‘My Lives’: The album Billy Joel said “should never have been heard”

Even if Billy Joel had stopped releasing new music after his fifth album, his place in history would have been assured. From his 1971 debut Cold Spring Harbor to The Stranger in 1977, he had already written and released some of his best known and best loved songs. Timeless classics like ‘Everybody Loves You Now’, ‘Piano Man’, ‘Los Angelenos’, ‘New York State of Mind’, ‘Just the Way You Are, ‘Scenes from an Italian Restaurant, ‘Vienna’ ‘Only the Good Die Young’ and ‘She’s Always a Woman’.

Entire superstar careers have been built on weaker material than this, but Joel wasn’t done yet. He continued to write, record and release new music up until 1993s River of Dreams (in 2001 he released his final studio album, Fantasies & Delusions, a classical collection of opuses composed by Joel and performed on piano by Richard Hyung-ki Joo).

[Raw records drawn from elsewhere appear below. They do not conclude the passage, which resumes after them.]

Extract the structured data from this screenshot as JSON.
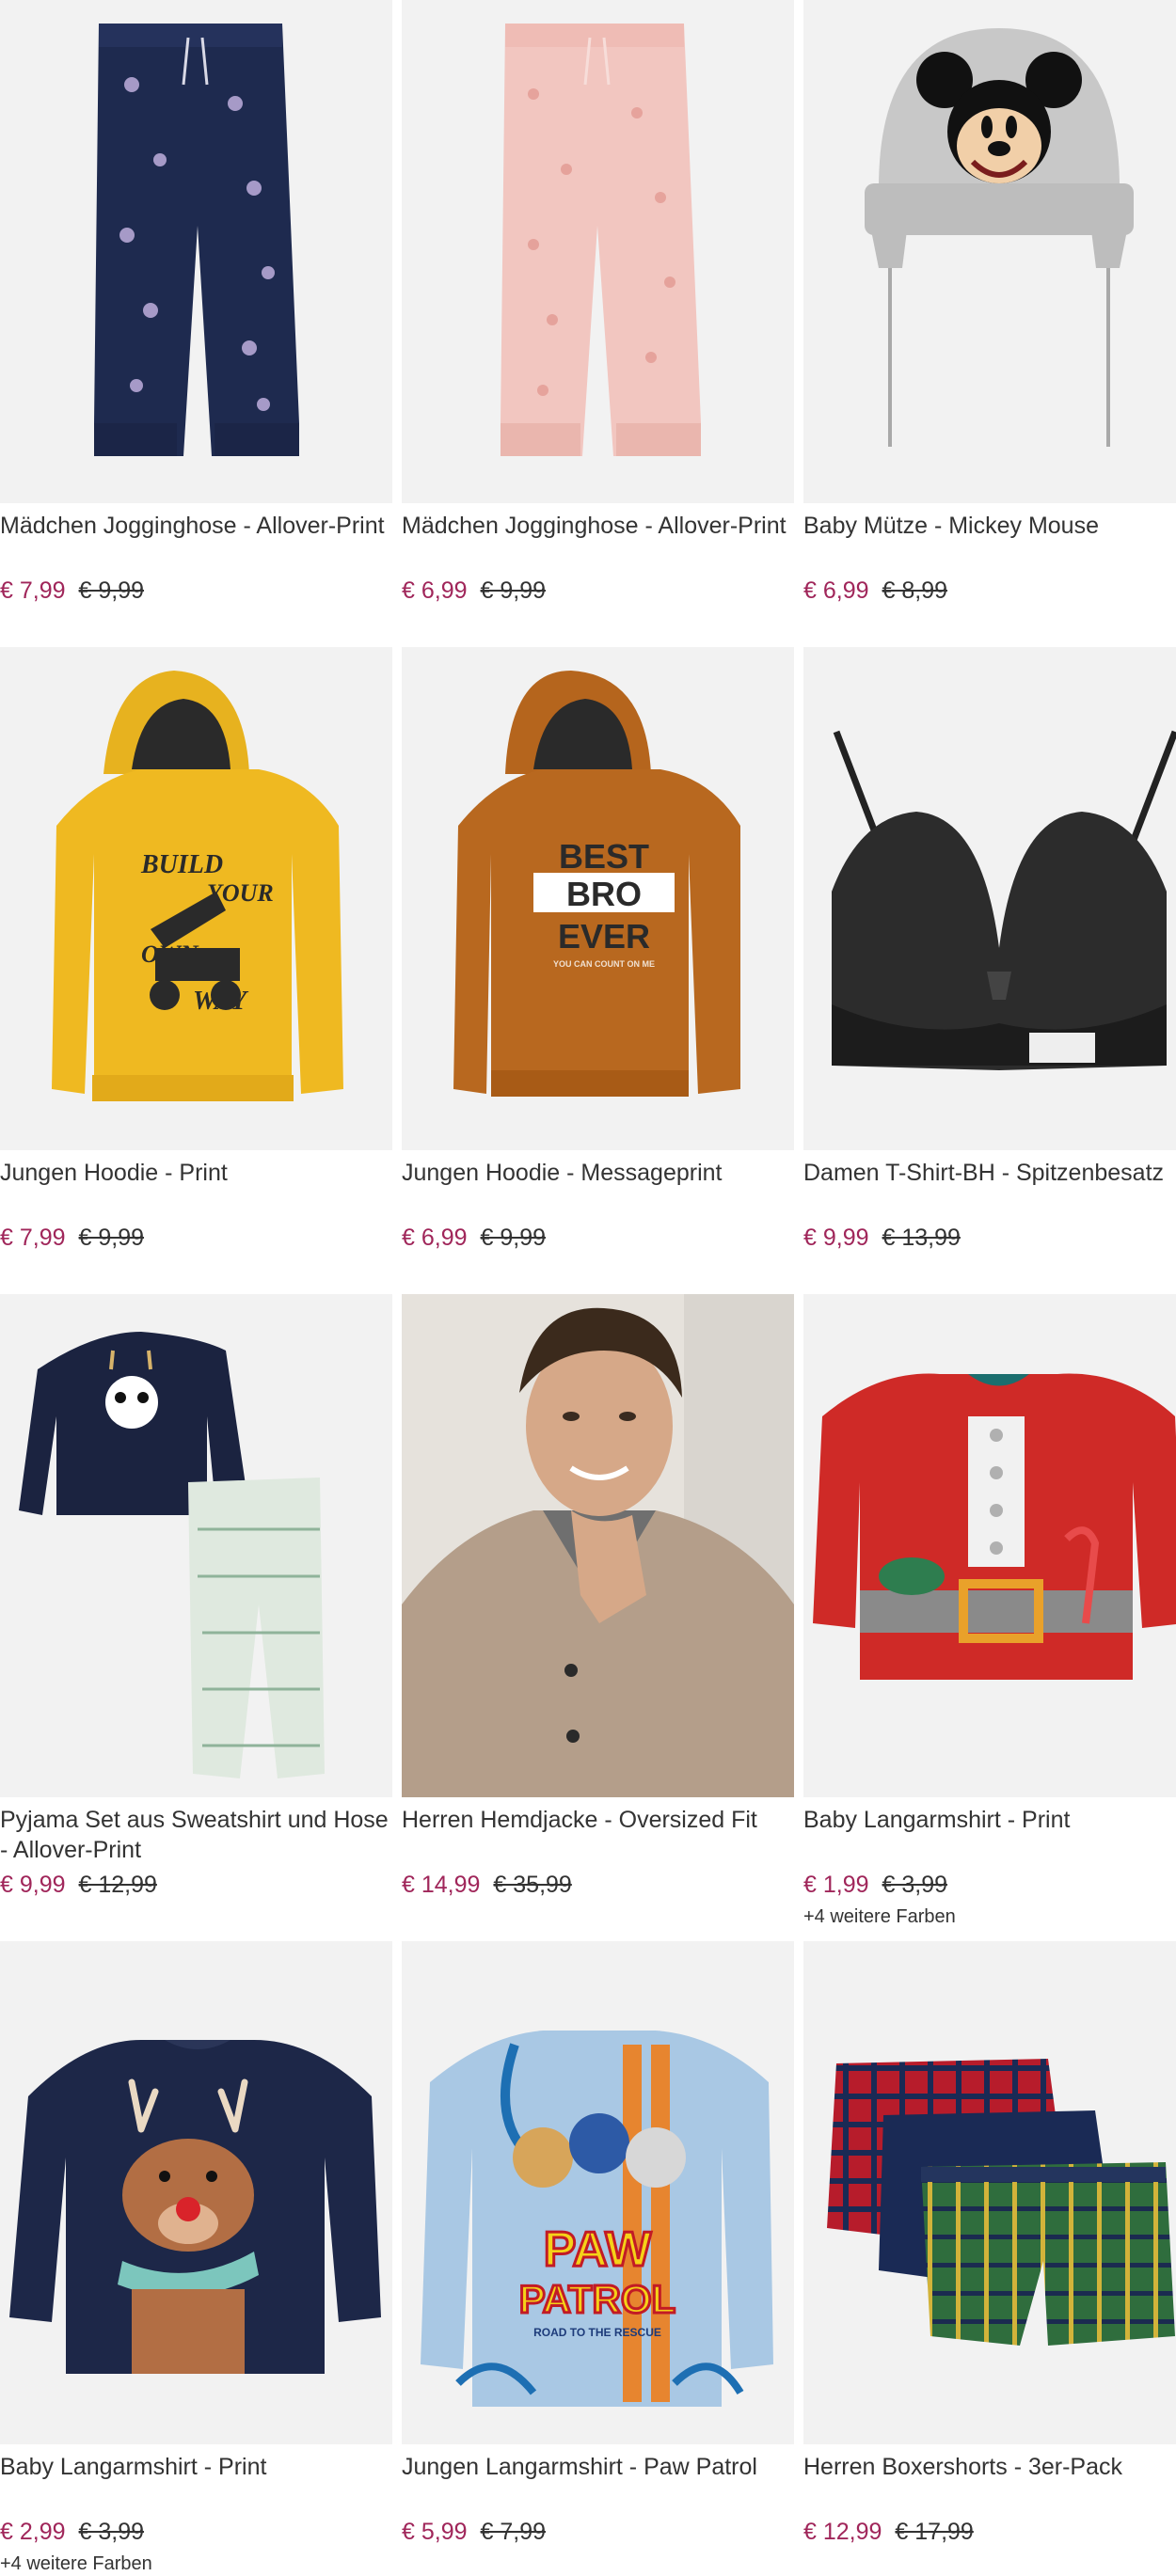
{
  "products": [
    {
      "title": "Mädchen Jogginghose - Allover-Print",
      "price_new": "€ 7,99",
      "price_old": "€ 9,99",
      "colors_note": "",
      "image_icon": "navy-unicorn-jogger-pants"
    },
    {
      "title": "Mädchen Jogginghose - Allover-Print",
      "price_new": "€ 6,99",
      "price_old": "€ 9,99",
      "colors_note": "",
      "image_icon": "pink-unicorn-jogger-pants"
    },
    {
      "title": "Baby Mütze - Mickey Mouse",
      "price_new": "€ 6,99",
      "price_old": "€ 8,99",
      "colors_note": "",
      "image_icon": "grey-mickey-beanie"
    },
    {
      "title": "Jungen Hoodie - Print",
      "price_new": "€ 7,99",
      "price_old": "€ 9,99",
      "colors_note": "",
      "image_icon": "yellow-excavator-hoodie"
    },
    {
      "title": "Jungen Hoodie - Messageprint",
      "price_new": "€ 6,99",
      "price_old": "€ 9,99",
      "colors_note": "",
      "image_icon": "brown-best-bro-hoodie"
    },
    {
      "title": "Damen T-Shirt-BH - Spitzenbesatz",
      "price_new": "€ 9,99",
      "price_old": "€ 13,99",
      "colors_note": "",
      "image_icon": "black-lace-bra"
    },
    {
      "title": "Pyjama Set aus Sweatshirt und Hose - Allover-Print",
      "price_new": "€ 9,99",
      "price_old": "€ 12,99",
      "colors_note": "",
      "image_icon": "panda-pyjama-set"
    },
    {
      "title": "Herren Hemdjacke - Oversized Fit",
      "price_new": "€ 14,99",
      "price_old": "€ 35,99",
      "colors_note": "",
      "image_icon": "man-beige-shirt-jacket-photo"
    },
    {
      "title": "Baby Langarmshirt - Print",
      "price_new": "€ 1,99",
      "price_old": "€ 3,99",
      "colors_note": "+4 weitere Farben",
      "image_icon": "red-santa-dino-longsleeve"
    },
    {
      "title": "Baby Langarmshirt - Print",
      "price_new": "€ 2,99",
      "price_old": "€ 3,99",
      "colors_note": "+4 weitere Farben",
      "image_icon": "navy-reindeer-longsleeve"
    },
    {
      "title": "Jungen Langarmshirt - Paw Patrol",
      "price_new": "€ 5,99",
      "price_old": "€ 7,99",
      "colors_note": "",
      "image_icon": "blue-paw-patrol-longsleeve"
    },
    {
      "title": "Herren Boxershorts - 3er-Pack",
      "price_new": "€ 12,99",
      "price_old": "€ 17,99",
      "colors_note": "",
      "image_icon": "plaid-boxershorts-3pack"
    }
  ],
  "paw_text": {
    "line1": "PAW",
    "line2": "PATROL",
    "line3": "ROAD TO THE RESCUE"
  },
  "hoodie_text": {
    "line1": "BEST",
    "line2": "BRO",
    "line3": "EVER",
    "line4": "YOU CAN COUNT ON ME"
  },
  "excavator_text": {
    "line1": "BUILD",
    "line2": "YOUR",
    "line3": "OWN",
    "line4": "WAY"
  },
  "colors": {
    "price_sale": "#a0265a",
    "image_bg": "#f2f2f2",
    "text": "#333333"
  }
}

In the 32 years since Billy Joel released his last collection of pop and rock recordings, he has continued to tour the world and tirelessly play sold out shows to his hometown crowd at New York’s Madison Square Garden. Such is his enduring popularity that his label have also continued to tirelessly repackage his older works and plumb the vaults for lost songs, alternate takes and demo recordings.

“I still don’t own my recordings”, Joel said in a 2018 conversation with rock writer David Marchese. “People wonder why there’ve been so many Billy Joel live albums and compilations.” Joel’s extended break from songwriting never stopped Columbia from regularly releasing new product, including three live albums and ten compilations since 1993. “They’re not my idea. The record company owns all these recordings and can package them any way they want. As far as I’m concerned, I did 12 studio albums. The live crap and all these compilations—they don’t mean anything.”

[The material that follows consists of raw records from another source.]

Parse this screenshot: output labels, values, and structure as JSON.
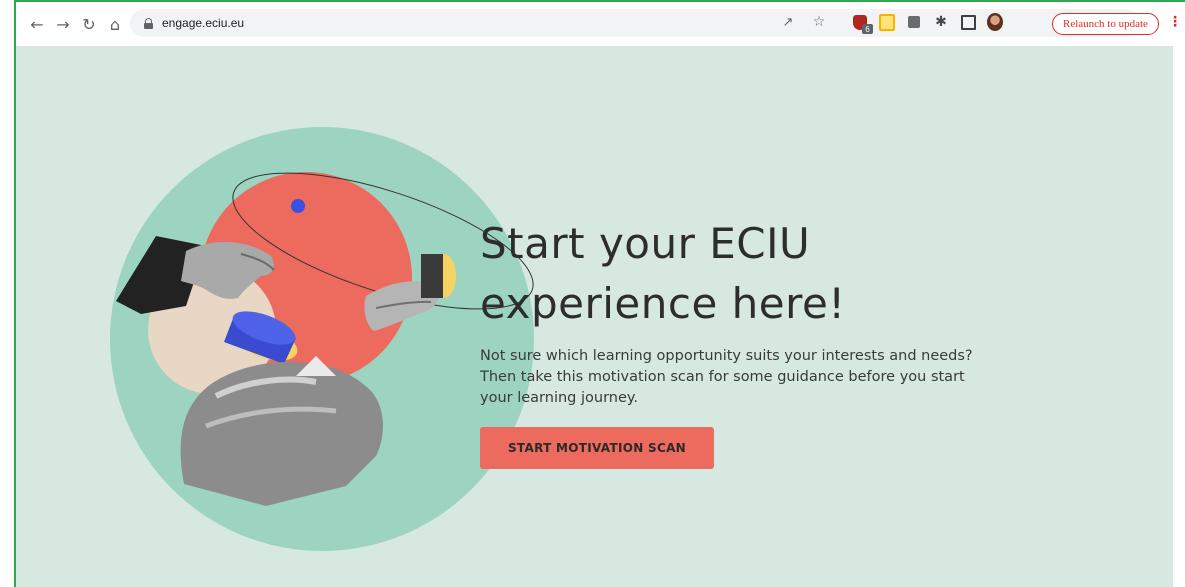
{
  "browser": {
    "url": "engage.eciu.eu",
    "relaunch_label": "Relaunch to update",
    "shield_badge": "6"
  },
  "hero": {
    "headline_line1": "Start your ECIU",
    "headline_line2": "experience here!",
    "description": "Not sure which learning opportunity suits your interests and needs? Then take this motivation scan for some guidance before you start your learning journey.",
    "cta_label": "START MOTIVATION SCAN"
  },
  "colors": {
    "page_background": "#d7e8e1",
    "circle_teal": "#9dd3c1",
    "circle_coral": "#ec6a5e",
    "cta_background": "#ec6a5e",
    "accent_blue": "#3b4fe0",
    "accent_yellow": "#f5d463"
  },
  "icons": [
    "back-icon",
    "forward-icon",
    "reload-icon",
    "home-icon",
    "lock-icon",
    "share-icon",
    "bookmark-star-icon",
    "shield-extension-icon",
    "yellow-extension-icon",
    "grey-extension-icon",
    "puzzle-extensions-icon",
    "side-panel-icon",
    "profile-avatar",
    "menu-dots-icon"
  ]
}
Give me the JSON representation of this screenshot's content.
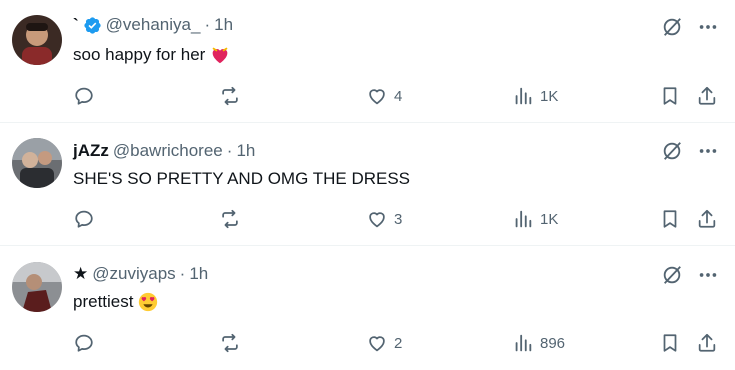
{
  "colors": {
    "icon": "#536471",
    "text": "#0f1419",
    "verified": "#1d9bf0",
    "heart": "#e0245e",
    "separator": "#eff3f4"
  },
  "tweets": [
    {
      "display_name": "`",
      "verified": true,
      "handle": "@vehaniya_",
      "dot": "·",
      "time": "1h",
      "text": "soo happy for her",
      "emoji": "heart-with-ribbon-emoji",
      "replies": "",
      "reposts": "",
      "likes": "4",
      "views": "1K"
    },
    {
      "display_name": "jAZz",
      "verified": false,
      "handle": "@bawrichoree",
      "dot": "·",
      "time": "1h",
      "text": "SHE'S SO PRETTY AND OMG THE DRESS",
      "emoji": "",
      "replies": "",
      "reposts": "",
      "likes": "3",
      "views": "1K"
    },
    {
      "display_name": "★",
      "verified": false,
      "handle": "@zuviyaps",
      "dot": "·",
      "time": "1h",
      "text": "prettiest",
      "emoji": "heart-eyes-emoji",
      "replies": "",
      "reposts": "",
      "likes": "2",
      "views": "896"
    }
  ]
}
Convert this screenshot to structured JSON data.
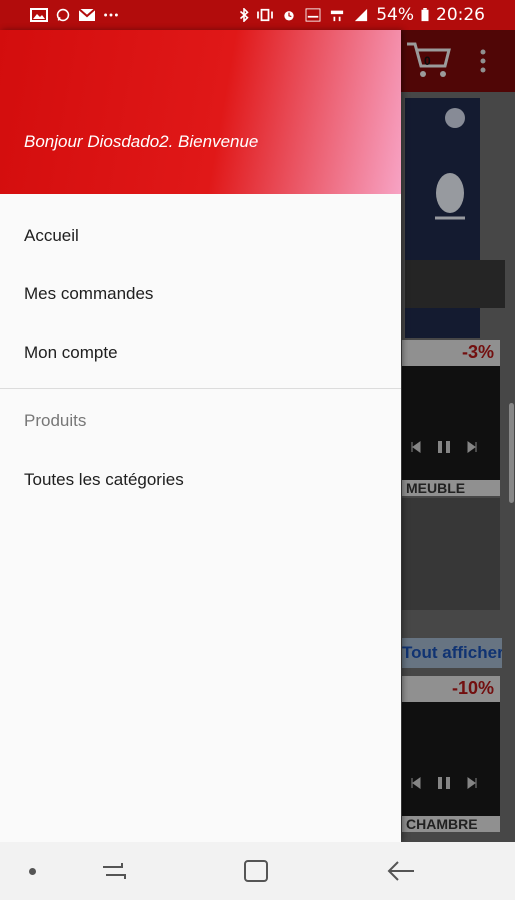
{
  "status_bar": {
    "battery": "54%",
    "time": "20:26",
    "left_icons": [
      "image-icon",
      "whatsapp-icon",
      "mail-icon",
      "more-dots-icon"
    ],
    "right_icons": [
      "bluetooth-icon",
      "vibrate-icon",
      "alarm-icon",
      "volte-icon",
      "4g-icon",
      "signal-icon",
      "battery-icon"
    ]
  },
  "drawer": {
    "greeting": "Bonjour Diosdado2. Bienvenue",
    "items": [
      {
        "label": "Accueil"
      },
      {
        "label": "Mes commandes"
      },
      {
        "label": "Mon compte"
      }
    ],
    "section_label": "Produits",
    "section_items": [
      {
        "label": "Toutes les catégories"
      }
    ]
  },
  "background": {
    "cart_count": "0",
    "cards": [
      {
        "discount": "-3%",
        "label": "MEUBLE"
      },
      {
        "discount": "-10%",
        "label": "CHAMBRE"
      }
    ],
    "link_text": "Tout afficher..."
  },
  "colors": {
    "accent": "#d30d0d",
    "header_gradient_end": "#f7a3c4"
  }
}
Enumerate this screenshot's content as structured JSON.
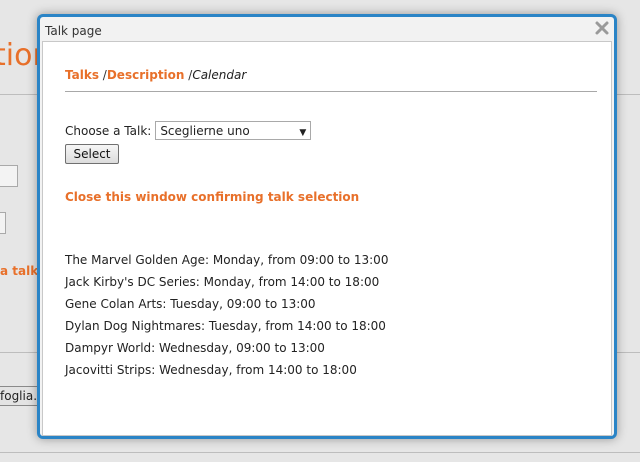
{
  "background": {
    "title_fragment": "tion",
    "link_fragment": "a talk",
    "button_fragment": "foglia.."
  },
  "dialog": {
    "title": "Talk page",
    "close_icon": "close-x-icon",
    "tabs": {
      "talks": "Talks",
      "sep1": " /",
      "description": "Description",
      "sep2": " /",
      "calendar": "Calendar"
    },
    "choose_label": "Choose a Talk:",
    "select_value": "Sceglierne uno",
    "select_button": "Select",
    "confirm_link": "Close this window confirming talk selection",
    "talks": [
      "The Marvel Golden Age: Monday, from 09:00 to 13:00",
      "Jack Kirby's DC Series: Monday, from 14:00 to 18:00",
      "Gene Colan Arts: Tuesday, 09:00 to 13:00",
      "Dylan Dog Nightmares: Tuesday, from 14:00 to 18:00",
      "Dampyr World: Wednesday, 09:00 to 13:00",
      "Jacovitti Strips: Wednesday, from 14:00 to 18:00"
    ]
  },
  "colors": {
    "accent": "#e8702a",
    "dialog_border": "#2a84c6"
  }
}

Joel explained that to him, there was some significance to that number of albums as well. “I always looked at The Beatles as a template. They did 12 studio albums. By the time I got to my 12th album, I didn’t think the quality trajectory was going to continue to go up. And I was more interested in other music.”

The constant stream of compilations and ‘live crap’ has not escaped Joel’s attention over the years, but one such release was particularly vexing for the ‘Vienna’ star. “You know, there’s an album Columbia put out called My Lives”, he said. “And it was unfinished stuff that never should have been heard. I didn’t want anything to do with it. I refer to that album as ‘Twigs and Stems and Seeds’—you’re not supposed to smoke that shit.”

A five disc behemoth, My Lives is made up of a slew of demos, outtakes, B-sides, soundtrack songs, live recordings and album cuts spanning Joel’s entire career. A veritable treasure trove for fans, but a peek behind the curtain that Joel never intended for them to see or hear.

Billy Joel may not have consented to the My Lives album, but he did finally share a new song with the world in early 2024—his first in almost 20 years—when he released ‘Turn the Lights Back On’. He was quick to quash any hopes of a new full-length album, though, asking Variety, “Who makes albums anymore anyway? I think the only person making new albums these days is Taylor Swift or Olivia Rodrigo. I don’t know other people who make albums. I don’t know what the marketing of that is like now.”